4. Die Papierkugel Gottes

Als der Hamburger Abwehrspieler Michael Gravgaard am 7. Mai 2009 beim Spiel gegen Bremen den Ball zu seinem Torwart passen will, rollt der gegen eine Papierkugel, die auf den Platz geworfen wurde. Der Ball hebt ab und Gravgaard kann nur noch zur Ecke klären, die zum Siegtor für Werder führt.
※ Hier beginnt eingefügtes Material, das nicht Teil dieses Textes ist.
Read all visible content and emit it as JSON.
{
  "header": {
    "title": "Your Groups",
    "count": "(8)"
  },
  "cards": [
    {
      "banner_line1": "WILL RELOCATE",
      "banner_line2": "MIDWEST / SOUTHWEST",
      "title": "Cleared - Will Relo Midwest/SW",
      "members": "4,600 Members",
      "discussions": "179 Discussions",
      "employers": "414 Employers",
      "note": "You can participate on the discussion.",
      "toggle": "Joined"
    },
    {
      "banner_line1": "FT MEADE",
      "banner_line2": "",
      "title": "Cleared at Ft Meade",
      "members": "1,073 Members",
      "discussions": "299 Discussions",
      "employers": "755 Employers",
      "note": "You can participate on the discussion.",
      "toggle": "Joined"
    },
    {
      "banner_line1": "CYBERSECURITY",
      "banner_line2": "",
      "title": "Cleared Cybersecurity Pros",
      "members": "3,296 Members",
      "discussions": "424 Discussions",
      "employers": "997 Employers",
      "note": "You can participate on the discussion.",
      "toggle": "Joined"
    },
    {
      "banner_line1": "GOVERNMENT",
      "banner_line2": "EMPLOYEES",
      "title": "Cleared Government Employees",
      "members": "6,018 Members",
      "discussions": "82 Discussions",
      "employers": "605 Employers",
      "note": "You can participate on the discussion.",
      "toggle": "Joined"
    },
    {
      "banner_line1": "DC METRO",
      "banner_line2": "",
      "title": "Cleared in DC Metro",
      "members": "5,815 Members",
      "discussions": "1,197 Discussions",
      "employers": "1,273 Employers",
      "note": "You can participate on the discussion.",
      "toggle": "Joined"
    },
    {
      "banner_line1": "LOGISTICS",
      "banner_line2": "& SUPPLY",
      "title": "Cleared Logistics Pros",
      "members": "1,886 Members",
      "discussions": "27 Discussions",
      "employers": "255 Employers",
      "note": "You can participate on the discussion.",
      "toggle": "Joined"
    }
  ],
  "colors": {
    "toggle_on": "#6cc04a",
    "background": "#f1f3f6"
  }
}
Die "Papierkugel Gottes" liegt nun im Museum des Vereins.

5. Paraden mit gebrochenem Handgelenk

Der brasilianische Nationaltorwart Marcos Roberto Silveira Reis, genannt Marcos, hat im Lauf der WM-Endrunde 2002 in Japan und Südkorea täglich mit Schmerzen zu kämpfen: Er kann kaum trainieren oder bei Spielen den Ball richtig packen. Kein Wunder, Marcos hat sich das Handgelenk gebrochen. Immer wieder will er seinem Trainer Felipe Scolari von seinem Missgeschick berichten, aber er schafft es nicht. So wird ein Torwart mit kaputtem Handgelenk Weltmeister. Torhüter des Turniers wird übrigens Oliver Kahn.

6. Tiiiiiiiiiiinnnnaaaa

Am frühen Morgen des 25. September 1980 wird der englische Nationaltorwart Peter Shilton halb nackt schlafend in seinem Jaguar aufgefunden. Neben ihm liegt Tina Street. Der Mann, der die beiden vorfindet, ist Tinas Ehemann Colin. Als dieser das schlummernde Pärchen weckt, lässt Shilton den Wagen an, rast los und kracht gegen einen Laternenpfahl. Bei Auswärtsspielen muss er sich seither das "Tiiiiiiiiiiinnnnaaaa!" der gegnerischen Fans anhören.

7. Schnellste Rote Karte

Im Spiel gegen Darlington am 24. November 1999 flog Walter Boyd nach null Sekunden Einsatzzeit vom Platz. Boyds Klub FC Swansea hatte einen Freistoß zugesprochen bekommen, als Boyd eingewechselt wurde. Bevor der Schiedsrichter die Partie anpfiff, schlug er einem Gegner den Ellenbogen ins Gesicht und sah die Rote Karte.